Perros y gatos enjaulados y murciélagos esparcidos en el piso. Este es el panorama que uno encuentra en los mercados de China. Los encargados de la salud ya dejaron claro que los mamíferos voladores no pueden contagiar la pandemia a los seres humanos. La historia cuenta que el inicio se dio cuando un ciudadano chino comió el animal, pero esto ya quedó descartado, aunque no quita que sea algo antihigiénico.
En el país asiático están acostumbrados a comer animales que en occidente no son opción de alimento. Más allá que no puedan transmitir el coronavirus, el mal cuidado puede generar un descuido en la limpieza de los espacios y generar el contagio.

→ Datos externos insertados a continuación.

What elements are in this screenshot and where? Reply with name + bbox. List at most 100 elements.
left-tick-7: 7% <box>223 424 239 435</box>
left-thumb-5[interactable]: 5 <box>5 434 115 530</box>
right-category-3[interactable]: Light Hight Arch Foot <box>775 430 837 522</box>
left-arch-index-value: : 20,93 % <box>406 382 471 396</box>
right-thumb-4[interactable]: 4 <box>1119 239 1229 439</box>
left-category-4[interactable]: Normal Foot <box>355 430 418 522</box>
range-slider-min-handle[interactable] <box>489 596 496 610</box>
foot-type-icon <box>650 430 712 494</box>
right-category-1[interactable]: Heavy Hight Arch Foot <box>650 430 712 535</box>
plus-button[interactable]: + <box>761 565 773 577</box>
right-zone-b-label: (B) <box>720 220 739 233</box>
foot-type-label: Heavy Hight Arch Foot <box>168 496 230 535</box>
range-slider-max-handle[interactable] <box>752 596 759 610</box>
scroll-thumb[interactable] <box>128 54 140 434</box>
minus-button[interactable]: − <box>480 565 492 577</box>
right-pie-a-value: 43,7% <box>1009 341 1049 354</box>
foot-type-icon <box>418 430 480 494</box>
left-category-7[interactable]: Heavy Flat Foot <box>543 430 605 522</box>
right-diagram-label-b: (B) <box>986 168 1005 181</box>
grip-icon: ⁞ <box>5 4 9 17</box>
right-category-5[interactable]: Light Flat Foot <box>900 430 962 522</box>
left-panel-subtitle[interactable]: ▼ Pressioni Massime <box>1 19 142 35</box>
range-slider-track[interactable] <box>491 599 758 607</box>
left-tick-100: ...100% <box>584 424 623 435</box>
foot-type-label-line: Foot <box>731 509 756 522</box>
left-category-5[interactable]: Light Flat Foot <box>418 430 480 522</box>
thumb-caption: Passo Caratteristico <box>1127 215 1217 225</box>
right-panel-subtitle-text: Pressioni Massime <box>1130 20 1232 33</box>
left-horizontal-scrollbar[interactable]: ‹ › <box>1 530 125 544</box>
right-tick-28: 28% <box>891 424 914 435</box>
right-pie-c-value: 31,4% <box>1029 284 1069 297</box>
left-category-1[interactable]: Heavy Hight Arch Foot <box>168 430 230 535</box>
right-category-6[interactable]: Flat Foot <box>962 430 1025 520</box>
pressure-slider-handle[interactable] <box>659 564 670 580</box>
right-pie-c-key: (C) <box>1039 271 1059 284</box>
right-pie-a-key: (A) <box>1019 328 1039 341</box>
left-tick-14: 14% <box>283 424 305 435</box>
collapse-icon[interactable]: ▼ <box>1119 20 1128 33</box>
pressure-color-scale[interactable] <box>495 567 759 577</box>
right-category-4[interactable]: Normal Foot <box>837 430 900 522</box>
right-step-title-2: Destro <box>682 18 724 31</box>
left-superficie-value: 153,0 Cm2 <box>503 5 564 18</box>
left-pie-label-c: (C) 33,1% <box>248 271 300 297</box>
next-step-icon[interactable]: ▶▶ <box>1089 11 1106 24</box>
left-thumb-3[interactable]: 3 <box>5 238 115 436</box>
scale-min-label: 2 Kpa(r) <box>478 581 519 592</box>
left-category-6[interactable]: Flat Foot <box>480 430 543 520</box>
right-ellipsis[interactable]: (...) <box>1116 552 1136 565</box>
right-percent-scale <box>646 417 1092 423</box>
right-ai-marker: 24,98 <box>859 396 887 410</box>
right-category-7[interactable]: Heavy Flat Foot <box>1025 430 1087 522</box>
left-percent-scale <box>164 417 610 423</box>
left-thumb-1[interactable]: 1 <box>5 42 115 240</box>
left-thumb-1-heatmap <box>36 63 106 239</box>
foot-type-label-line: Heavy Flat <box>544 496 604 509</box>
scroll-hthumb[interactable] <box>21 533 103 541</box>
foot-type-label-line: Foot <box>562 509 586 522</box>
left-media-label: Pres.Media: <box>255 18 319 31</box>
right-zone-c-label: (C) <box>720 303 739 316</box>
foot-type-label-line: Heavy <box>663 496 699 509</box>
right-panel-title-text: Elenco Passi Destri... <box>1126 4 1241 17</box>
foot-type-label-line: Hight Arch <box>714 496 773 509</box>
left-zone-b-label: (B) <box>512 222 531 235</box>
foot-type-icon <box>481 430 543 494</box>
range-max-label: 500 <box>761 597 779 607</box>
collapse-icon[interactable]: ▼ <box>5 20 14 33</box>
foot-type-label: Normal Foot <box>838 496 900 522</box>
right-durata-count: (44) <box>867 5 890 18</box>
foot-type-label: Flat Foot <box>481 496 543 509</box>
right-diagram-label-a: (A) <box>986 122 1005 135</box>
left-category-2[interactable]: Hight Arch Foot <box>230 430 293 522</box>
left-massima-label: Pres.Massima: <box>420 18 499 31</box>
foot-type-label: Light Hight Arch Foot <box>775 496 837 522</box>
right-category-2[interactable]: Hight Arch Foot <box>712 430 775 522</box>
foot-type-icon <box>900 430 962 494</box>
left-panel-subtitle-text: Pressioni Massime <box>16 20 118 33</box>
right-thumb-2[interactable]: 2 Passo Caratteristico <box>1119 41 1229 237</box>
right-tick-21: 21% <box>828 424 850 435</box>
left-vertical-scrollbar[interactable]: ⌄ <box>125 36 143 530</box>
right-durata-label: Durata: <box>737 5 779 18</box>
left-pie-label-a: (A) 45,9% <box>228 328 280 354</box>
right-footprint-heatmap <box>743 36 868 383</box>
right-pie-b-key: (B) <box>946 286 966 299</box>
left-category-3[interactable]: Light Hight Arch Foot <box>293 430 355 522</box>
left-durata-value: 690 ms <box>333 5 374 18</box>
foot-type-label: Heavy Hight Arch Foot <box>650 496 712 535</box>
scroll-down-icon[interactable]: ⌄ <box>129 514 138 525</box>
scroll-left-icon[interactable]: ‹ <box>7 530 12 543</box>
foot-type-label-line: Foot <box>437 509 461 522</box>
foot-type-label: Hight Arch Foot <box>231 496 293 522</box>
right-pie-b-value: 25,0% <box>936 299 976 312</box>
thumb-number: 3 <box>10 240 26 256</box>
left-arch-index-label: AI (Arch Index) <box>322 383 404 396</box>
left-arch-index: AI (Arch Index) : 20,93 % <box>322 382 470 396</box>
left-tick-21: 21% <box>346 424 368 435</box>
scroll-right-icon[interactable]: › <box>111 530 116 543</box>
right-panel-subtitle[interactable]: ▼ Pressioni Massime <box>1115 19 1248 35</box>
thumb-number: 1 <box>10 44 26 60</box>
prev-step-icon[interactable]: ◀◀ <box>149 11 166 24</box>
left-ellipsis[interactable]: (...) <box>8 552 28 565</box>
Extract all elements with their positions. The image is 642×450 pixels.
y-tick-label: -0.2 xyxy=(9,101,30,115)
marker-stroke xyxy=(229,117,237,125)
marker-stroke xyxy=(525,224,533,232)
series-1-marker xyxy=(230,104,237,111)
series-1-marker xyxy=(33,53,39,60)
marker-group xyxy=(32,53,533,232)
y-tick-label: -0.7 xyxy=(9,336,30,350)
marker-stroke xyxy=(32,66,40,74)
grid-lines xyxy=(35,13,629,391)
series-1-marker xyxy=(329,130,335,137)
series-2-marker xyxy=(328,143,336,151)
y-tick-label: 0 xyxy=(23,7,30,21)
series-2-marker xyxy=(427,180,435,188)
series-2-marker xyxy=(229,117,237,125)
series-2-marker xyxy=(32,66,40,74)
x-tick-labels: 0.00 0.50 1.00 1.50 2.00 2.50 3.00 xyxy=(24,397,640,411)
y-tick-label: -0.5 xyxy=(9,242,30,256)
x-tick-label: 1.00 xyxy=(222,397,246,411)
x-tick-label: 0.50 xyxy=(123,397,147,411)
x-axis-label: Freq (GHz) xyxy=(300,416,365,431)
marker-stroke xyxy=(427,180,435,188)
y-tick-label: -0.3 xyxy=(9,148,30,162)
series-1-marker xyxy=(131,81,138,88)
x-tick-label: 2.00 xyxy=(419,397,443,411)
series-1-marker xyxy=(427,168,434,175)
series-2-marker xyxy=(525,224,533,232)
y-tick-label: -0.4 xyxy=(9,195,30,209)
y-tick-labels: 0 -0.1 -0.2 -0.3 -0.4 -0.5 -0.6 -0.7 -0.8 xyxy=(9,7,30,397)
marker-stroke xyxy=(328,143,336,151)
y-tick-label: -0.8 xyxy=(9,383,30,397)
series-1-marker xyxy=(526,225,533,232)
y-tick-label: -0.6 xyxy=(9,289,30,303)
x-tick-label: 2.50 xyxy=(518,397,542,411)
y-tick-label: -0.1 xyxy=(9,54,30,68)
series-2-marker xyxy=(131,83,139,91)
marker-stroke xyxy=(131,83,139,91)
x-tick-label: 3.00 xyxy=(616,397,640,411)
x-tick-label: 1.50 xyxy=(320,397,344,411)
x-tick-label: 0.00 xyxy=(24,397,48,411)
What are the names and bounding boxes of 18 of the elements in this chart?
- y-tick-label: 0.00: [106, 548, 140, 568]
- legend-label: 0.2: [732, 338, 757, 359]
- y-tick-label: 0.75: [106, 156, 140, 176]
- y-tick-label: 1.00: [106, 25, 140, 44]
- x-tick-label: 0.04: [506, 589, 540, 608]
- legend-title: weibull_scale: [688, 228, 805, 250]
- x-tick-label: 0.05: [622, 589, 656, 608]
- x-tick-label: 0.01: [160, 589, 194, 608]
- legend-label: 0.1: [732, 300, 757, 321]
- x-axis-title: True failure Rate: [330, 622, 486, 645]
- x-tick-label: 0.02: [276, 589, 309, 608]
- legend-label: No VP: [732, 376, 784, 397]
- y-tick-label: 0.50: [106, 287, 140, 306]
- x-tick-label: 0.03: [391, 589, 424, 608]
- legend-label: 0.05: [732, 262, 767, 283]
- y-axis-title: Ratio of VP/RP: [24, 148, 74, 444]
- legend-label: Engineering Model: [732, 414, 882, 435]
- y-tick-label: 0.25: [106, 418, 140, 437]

Luego que en China festeje el descenso de su taza de contagios y mortalidad por el covid-19, los mercados de carne volvieron a abrir, pero manteniendo los bajos estándares de higiene para prevenir un brote futuro, según informa Daily Mail.
Todo vuelve a la normalidad den China
Un corresponsal de Mail on Sunday, observó ayer cómo miles de clientes acudían en masa a un mercado en expansión en Guilin, suroeste de China para adquirir los animales. Perros, gatos, murciélagos y hasta escorpiones eran puestos en oferta.
En el mercado de Dongguan, en el sur de China, otro corresponsal de fotografió a un vendedor de medicamentos que regresaba al negocio promocionando la venta de murciélagos con un cartel.
“Todos aquí creen que el brote ha terminado y que ya no hay nada de qué preocuparse. Es solo un problema extranjero ahora”, dijo uno de los corresponsales con sede en China.